Esses significantes transformam a história em uma alegoria que vai sendo lida de formas diferentes. O kirchnerismo, por exemplo, tirou muito proveito desses significantes ao associar a figura de Néstor Kirchner à imagem de Juan Salvo caminhando na neve mortal. Criou-se um personagem, o Nestornauta, que se espalhou como estêncil pelos muros de Buenos Aires. A ideia era que a militância de Oesterheld correspondesse à de Néstor Kirchner e fosse capitalizada para eleger Cristina Kirchner.

Esse é só um dos exemplos de ressignificação. O próprio Oesterheld incentivou uma leitura comprometida ideologicamente. De qualquer forma, há um encanto especial para o leitor da primeira versão e que permanece: era a primeira vez que esse leitor via a própria cidade invadida por extraterrestres, que até então só invadiam capitais europeias ou norte-americanas… O Eternauta é a primeira história de invasão alienígena que acontece em uma cidade latino-americana, e colocar o sul do mundo no mapa da ficção científica não é pouca coisa.
Como especialista no trabalho de Héctor Oesterheld, quais são as tuas principais impressões sobre a adaptação da Netflix?
Bom, sobre a série da Netflix, acho que é importante observar que só temos acesso a 6 episódios.

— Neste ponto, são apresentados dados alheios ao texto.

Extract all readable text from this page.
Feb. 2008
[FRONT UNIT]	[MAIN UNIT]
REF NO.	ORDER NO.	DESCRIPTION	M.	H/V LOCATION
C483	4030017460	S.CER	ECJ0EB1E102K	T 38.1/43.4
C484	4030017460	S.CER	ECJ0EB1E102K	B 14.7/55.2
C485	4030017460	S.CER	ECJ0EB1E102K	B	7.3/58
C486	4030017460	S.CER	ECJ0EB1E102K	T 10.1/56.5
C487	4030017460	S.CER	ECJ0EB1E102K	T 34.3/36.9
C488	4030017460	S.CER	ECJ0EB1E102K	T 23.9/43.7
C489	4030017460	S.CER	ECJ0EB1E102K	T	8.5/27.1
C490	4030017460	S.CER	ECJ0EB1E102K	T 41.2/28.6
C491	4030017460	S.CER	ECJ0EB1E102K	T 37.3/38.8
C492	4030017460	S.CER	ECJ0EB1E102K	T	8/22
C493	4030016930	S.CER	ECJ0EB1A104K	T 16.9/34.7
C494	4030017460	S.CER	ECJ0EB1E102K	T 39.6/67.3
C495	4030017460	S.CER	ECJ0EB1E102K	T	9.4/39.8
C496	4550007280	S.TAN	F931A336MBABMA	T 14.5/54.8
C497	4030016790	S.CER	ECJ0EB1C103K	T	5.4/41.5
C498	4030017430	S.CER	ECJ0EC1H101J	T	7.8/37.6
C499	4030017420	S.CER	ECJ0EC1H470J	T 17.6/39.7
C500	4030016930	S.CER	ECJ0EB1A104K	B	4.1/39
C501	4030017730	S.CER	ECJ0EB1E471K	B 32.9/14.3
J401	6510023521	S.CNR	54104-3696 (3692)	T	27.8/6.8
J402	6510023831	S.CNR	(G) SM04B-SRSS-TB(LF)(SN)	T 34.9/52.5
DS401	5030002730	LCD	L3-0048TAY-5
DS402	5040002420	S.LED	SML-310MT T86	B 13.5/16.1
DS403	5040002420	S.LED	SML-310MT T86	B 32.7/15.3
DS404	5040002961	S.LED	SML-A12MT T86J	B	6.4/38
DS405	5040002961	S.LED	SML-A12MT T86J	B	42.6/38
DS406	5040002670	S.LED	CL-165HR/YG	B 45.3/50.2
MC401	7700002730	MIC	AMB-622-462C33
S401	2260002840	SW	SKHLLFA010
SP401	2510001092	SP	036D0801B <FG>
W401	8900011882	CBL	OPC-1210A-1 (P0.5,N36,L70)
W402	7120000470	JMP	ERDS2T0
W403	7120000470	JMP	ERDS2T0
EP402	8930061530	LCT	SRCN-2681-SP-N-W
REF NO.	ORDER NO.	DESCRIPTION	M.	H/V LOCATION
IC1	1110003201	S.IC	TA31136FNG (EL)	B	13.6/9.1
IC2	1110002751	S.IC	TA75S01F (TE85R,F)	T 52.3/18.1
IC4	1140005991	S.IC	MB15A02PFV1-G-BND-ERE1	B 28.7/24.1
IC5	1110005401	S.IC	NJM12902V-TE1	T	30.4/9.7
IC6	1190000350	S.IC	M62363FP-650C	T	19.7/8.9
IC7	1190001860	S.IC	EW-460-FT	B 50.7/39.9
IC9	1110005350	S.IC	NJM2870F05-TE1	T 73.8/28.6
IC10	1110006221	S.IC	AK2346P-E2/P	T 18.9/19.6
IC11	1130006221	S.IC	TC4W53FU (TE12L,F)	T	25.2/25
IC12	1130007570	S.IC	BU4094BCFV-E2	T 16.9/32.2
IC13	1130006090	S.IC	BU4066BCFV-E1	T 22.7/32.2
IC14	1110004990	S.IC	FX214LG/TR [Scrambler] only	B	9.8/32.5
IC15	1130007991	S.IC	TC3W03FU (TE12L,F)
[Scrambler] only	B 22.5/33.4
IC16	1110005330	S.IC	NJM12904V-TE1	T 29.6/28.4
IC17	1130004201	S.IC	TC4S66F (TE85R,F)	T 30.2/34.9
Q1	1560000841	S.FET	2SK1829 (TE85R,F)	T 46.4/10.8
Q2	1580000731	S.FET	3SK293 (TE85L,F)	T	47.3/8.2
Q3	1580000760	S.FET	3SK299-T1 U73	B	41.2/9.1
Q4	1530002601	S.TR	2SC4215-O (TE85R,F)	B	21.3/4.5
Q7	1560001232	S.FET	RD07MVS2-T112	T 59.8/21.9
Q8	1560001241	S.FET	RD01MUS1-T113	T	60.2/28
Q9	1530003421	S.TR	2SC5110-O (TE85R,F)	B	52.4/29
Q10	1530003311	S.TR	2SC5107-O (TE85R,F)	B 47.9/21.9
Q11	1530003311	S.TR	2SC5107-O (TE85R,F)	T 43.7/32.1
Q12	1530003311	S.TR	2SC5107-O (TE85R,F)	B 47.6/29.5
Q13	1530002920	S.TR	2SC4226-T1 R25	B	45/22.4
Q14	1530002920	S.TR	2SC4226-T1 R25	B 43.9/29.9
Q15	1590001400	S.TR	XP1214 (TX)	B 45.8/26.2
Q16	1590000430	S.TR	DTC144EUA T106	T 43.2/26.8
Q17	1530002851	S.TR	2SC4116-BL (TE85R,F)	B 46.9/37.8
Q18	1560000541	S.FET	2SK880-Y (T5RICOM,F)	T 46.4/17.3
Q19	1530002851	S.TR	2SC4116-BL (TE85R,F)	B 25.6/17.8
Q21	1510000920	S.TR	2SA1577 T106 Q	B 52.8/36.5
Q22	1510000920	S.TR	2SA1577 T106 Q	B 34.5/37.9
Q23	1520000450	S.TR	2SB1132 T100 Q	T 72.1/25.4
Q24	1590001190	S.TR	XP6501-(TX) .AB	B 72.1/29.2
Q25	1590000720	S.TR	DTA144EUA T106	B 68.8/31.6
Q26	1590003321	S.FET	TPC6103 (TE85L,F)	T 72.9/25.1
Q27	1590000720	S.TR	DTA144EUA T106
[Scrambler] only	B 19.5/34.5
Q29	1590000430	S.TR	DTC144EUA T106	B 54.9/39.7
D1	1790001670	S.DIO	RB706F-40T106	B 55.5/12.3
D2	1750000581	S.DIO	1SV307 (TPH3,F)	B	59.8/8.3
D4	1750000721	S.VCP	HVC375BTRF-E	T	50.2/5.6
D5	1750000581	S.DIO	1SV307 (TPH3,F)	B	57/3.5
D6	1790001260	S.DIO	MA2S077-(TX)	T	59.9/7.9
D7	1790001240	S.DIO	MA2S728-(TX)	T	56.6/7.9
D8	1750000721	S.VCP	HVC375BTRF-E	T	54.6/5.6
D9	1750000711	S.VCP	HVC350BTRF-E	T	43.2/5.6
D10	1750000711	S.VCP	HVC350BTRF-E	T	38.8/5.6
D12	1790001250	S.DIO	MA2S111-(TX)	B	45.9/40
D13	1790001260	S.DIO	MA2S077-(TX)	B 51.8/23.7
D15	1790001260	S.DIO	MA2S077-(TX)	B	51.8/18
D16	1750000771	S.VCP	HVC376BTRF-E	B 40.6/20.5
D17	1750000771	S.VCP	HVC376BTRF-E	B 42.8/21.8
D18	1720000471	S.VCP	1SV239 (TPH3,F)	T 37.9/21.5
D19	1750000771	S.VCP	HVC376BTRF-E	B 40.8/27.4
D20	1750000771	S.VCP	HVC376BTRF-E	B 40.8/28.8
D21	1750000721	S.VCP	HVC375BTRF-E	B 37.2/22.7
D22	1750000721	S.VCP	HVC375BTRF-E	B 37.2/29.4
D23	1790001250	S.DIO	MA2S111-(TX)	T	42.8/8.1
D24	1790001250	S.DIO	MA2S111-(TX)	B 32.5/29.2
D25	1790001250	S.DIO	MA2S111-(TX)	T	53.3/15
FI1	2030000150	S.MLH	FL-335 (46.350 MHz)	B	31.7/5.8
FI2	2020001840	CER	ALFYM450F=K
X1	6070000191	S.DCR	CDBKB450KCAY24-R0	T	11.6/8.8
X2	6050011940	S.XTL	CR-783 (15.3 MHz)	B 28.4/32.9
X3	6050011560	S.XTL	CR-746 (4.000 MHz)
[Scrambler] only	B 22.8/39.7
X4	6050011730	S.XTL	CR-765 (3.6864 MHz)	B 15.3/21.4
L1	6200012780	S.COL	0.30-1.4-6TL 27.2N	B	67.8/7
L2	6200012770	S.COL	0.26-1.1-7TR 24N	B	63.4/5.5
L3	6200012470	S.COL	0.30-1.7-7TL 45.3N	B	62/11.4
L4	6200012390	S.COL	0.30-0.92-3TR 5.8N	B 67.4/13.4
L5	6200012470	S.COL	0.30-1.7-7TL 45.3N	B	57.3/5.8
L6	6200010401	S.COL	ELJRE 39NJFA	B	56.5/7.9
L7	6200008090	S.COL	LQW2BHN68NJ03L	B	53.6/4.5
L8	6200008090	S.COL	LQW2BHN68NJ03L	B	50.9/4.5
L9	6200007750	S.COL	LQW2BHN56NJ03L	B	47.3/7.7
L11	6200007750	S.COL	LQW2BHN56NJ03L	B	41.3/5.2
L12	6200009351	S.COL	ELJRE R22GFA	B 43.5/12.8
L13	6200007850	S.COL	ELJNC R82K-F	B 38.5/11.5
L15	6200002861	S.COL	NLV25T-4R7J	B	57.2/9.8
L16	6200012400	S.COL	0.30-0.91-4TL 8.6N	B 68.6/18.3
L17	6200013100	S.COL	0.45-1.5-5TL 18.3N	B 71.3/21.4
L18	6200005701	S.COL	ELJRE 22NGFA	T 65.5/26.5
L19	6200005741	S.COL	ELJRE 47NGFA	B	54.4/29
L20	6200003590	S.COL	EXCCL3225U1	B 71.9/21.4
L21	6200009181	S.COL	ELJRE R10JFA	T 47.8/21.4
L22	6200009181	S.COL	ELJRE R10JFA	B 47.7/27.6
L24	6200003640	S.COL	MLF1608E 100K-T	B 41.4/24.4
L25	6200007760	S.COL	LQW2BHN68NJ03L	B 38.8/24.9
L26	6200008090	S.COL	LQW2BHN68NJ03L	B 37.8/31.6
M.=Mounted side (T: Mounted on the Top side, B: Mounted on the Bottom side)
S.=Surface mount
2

É muito pouco pra fazer qualquer juízo de valor. Esses seis episódios dão conta de uma pequena parte da trama.
No meu primeiro contato com a história em quadrinhos, a pergunta que eu me fiz foi: o que significa essa palavra, “eternauta”? É fácil de entender quando se lê a história, principalmente porque o sentido é dado nas primeiras páginas, ao contrário da adaptação para o streaming. O eternauta é um viajante da eternidade, um personagem com uma temporalidade própria, que vive um tempo circular. Chamo atenção pra isso pra que, quando for revelado – já tem pistas no sexto episódio – ninguém diga que foi surpresa. Está no título.
E como o tempo é um dos temas principais, me parece que foi uma boa escolha do diretor, Bruno Stagnaro, a de manter o ritmo lento do original. Se você levar em conta que cada episódio ocupava três páginas e foi publicado, semanalmente, durante dois anos, dá pra se ter uma ideia do tamanho dessa história e da quantidade de acontecimentos que estão por vir.
Outro acerto foi ter chamado Ricardo Darín para fazer Juan Salvo. Ele não é parecido com o Juan Salvo original, nem física e nem emocionalmente. É um acerto porque esse personagem, um homem de classe média totalmente comum, é um significante vazio. Ele se adapta ao significado e tem a aparência que o leitor quiser dar a ele, que pode ser a de Darín. É uma jogada comercial, Ricardo Darín é “a cara” do cinema argentino, mas isso não altera a essência do original. O quadrinho é um tipo de literatura popular, e a série também pode ser.
Um último ponto que me agradou muito: manteve-se o elogio, por assim dizer, à “cultura do arame”. Tudo é improvisado, caseiro, as máscaras, os trajes, as armas, as formas de comunicação e de deslocamento pela cidade. Essa improvisação, essa criatividade, esse fazer muito com o pouco que se tem, é muito argentino, muito latino-americano.
Tem muito mais coisa pra se dizer sobre a série, mas acho melhor guardar para os próximos episódios.